Brooklyn B. puts down her pillowcase. She gets behind him and gently pushes Coop up the stairs.
The pressure of her palm against his spine keeps him from tumbling backwards. She is no more powerful than he is, but together they have just enough strength. At the top, he drops the bundle of linens and chases his breath. He is never quite able to catch it. He supposes he is grateful for Brooklyn B.’s assistance. It’s only right for him to warn her about the rogue dactyl below, so she is not startled in the laundry room, as he was.
She speaks first. “Sit with me at dinner tonight, okay?”
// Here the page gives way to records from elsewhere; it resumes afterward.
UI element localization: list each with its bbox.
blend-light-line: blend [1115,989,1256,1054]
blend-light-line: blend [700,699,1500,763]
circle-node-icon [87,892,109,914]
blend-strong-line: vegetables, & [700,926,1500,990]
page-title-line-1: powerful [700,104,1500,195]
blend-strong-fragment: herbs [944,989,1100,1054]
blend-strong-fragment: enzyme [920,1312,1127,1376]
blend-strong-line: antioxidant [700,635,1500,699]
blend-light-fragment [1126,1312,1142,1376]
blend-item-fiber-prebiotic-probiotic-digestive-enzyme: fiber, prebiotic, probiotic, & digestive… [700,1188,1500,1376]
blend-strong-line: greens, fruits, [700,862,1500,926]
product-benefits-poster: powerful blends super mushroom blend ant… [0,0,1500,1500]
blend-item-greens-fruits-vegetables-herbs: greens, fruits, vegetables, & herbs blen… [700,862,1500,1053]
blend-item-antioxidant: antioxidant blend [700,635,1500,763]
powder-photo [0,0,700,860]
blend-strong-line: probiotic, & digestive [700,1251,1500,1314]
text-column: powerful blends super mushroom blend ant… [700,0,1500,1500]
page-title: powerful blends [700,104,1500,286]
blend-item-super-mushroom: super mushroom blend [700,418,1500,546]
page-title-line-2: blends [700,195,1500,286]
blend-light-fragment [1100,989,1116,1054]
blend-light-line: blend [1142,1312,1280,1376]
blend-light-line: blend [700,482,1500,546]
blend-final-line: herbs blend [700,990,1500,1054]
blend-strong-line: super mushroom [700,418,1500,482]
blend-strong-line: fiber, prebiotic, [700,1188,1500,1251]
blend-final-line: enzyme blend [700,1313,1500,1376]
Her smile is too pitying, her tone too syrupy, as though she’s doing him a big favor, as though he’s a pathetic loser. He has no interest in sitting with her at dinner. She doesn’t understand—none of them do—how little he wants company. Hasn’t he earned the right to quiet in his old age? Or will he have to keep up the façade of civility forever? He can picture it. On his deathbed, wasting his final gasps on small talk with a nurse who won’t shut up. Will he ever have peace?
He says nothing to Brooklyn B. about the dactyl. He says nothing to her at all. He turns around and staggers to his room, where the door has no wreath and no name tag and no welcome sign. The shunk of the lock sounds like paradise.
He fights with his fitted sheet. The elastic slides off the mattress again and again, each floppy corner a reminder that some things are easier with two people. His wife would have found it hysterical, watching him flail. She’d have laughed at his stubbornness, she’d have reminded him it wasn’t that serious, she’d have told him to get a grip already. She’d have kissed him and asked him, what happened to the man I married, who ran away with all his joy? He gives up and lies down, wincing, adjusting and readjusting his body, trying to find comfort that hasn’t come in years. Thank God for his ElderScreen. He scrolls and scrolls, his index finger permanently curled like a frozen shrimp. Photos of made-up families. Talking heads railing against the new generation. Artificially generated video clips of his daughter and his grandkids, his deceased wife. Pellets of hope. Junk food memories.